Ceiling Damage in English Classroom Photo by: Mikkah Pacheco

Kellen Vanchiere, Staff Reporter

Damaged Classroom Ceiling


According to a KSL report, “Utah’s mountain snowpack has surpassed 20 inches for the first time since 2019 and only the eighth time over the past 25 years,” This is a welcome development in a state suffering from drought in recent years.

One drawback to increased moisture, however,  is flooding issues, particularly in buildings like Cottonwood with older roofs.

Flooding further damaged the ceiling in English teacher Riley Hanni’s room on December 5th, 2022, in the latest in a series of leaks that have soaked the ceiling and ruined tiles over the past few years. Hanni’s classes have been significantly affected by this because the class had to move into the math pod and lecture halls.
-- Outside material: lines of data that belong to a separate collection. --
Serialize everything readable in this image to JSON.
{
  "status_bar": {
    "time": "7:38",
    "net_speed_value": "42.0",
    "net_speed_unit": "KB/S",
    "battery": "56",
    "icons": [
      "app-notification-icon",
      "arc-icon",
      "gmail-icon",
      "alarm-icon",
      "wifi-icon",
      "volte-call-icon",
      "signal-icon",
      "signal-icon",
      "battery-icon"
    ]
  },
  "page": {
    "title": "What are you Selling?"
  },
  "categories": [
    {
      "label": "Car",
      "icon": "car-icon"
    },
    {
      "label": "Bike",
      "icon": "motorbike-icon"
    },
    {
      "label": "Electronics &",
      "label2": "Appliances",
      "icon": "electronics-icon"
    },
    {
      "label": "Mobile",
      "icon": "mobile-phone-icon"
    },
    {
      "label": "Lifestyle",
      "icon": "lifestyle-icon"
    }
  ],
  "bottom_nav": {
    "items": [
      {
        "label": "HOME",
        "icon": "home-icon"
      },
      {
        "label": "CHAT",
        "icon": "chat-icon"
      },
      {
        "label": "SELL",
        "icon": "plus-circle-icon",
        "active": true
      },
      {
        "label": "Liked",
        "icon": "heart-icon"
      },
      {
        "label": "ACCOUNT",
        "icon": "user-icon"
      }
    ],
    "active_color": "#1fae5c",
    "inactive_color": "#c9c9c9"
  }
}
Unfortunately, the class has not been able to return to their regular classroom since. This has been a frustrating experience for the students and the teacher.

“My student’s routine has been very thrown off because we have not been in our normal space. We have been in a lecture hall which makes it really difficult to have collaborative work, which is a big way I like to teach,” said Hanni.

Her students described how being displaced from their classroom is affecting their learning life.

Ephraim Cano said, “It was very hard because we had to go to the lecture hall and then my grade dropped like instantly, and then Ms. Hannis’s mood changed like she was going through a lot of stress because all her stuff got destroyed.”

Hanni is hopeful that her classes will be back to normal, in their classroom, by spring break.

The school district has hired roofing contractors to fix it because this job is too big for Granite to do. In other words, the contractors have to carefully prepare the roof. Because of the layers on the roof and the age of the building, finding one single “hole” is problematic. For example, one hole leads to many cracks and holes that are not apparent when standing on the roof. Additionally, they also must replace the insulation because it is so soaked. According to Don Adams, it will cost 10-15  million to fix the 550 square feet of Hanni’s classroom. Cost and wet weather have contributed to the delay.

Principal Mike Douglas said, “Currently, we are at the mercy of the contractor. In the current economy, contractors are in short supply and the costs for work are extremely inflated.” 

“The roof leak in room 229 is of the highest priority for me and the district departments in charge, ” Douglas said.